Angioplasty with drug-coated balloons (DCBs) using excipients as drug carriers is emerging as a potentially viable strategy demonstrating clinical efficacy and proposing additional compliance for the treatment of obstructive vascular diseases. An attempt is made to develop an improved computational model where attention has been paid to the effect of interstitial flow, that is, plasma convection and internalization of bound drug. The present model is capable of capturing the phenomena of the transport of free drug and its retention, and also the internalization of drug in the process of endocytosis to atherosclerotic vessel of heterogeneous tissue composition comprising of healthy tissue, as well as regions of fibrous cap, fibro-fatty, calcified and necrotic core lesions. Image processing based on an unsupervised clustering technique is used for color-based segmentation of a patient-specific longitudinal image of atherosclerotic vessel obtained from intravascular ultrasound derived virtual histology.
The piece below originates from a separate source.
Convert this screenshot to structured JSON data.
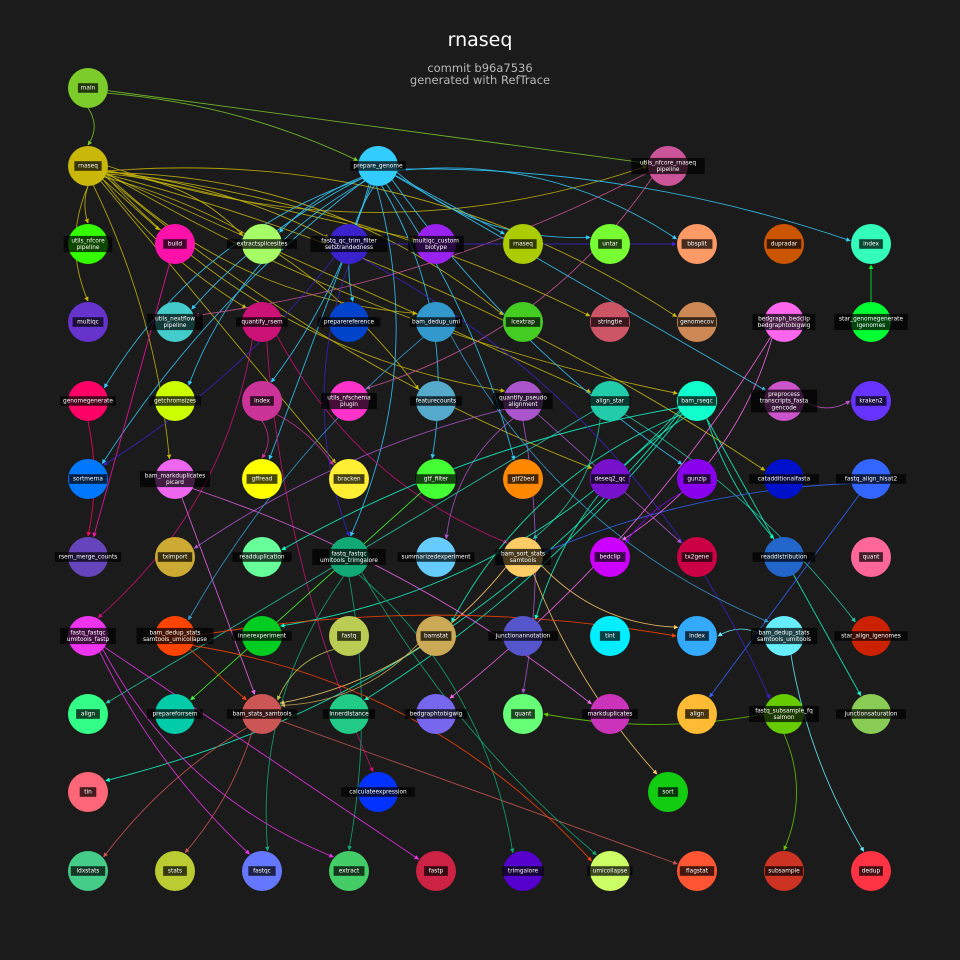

As the residence time of drug in a stent-based delivery within the arterial tissue is strongly influenced by convective forces, effect of interstitial fluid flow in case of DCB delivery can not be ruled out, and has been investigated by modeling it through unsteady Navier-Stokes equations. Transport of free drug is modeled by considering unsteady advection-reaction-diffusion process, while the bound drug, assuming completely immobilized in the tissue, by unsteady reaction process. The model also takes into account the internalization of drug through the process of endocytosis which gets degraded by the lysosomes and finally recycled into the extracellular fluid. All the governing equations representing the flow of interstitial fluid, the transport of free drug, the metabolization of free drug into bound phase and the process of internalization along with the physiologically realistic boundary and initial conditions are solved numerically using marker and cell method satisfying necessary stability criteria. Simulated results obtained predict that faster drug transfer promotes rapid saturation of binding sites despite perivascular wash out and the concentrations of all drug forms are modulated by the presence of interstitial flow. Such premier attempt of its kind would certainly be of great help in the optimization of therapeutic efficacy of drug.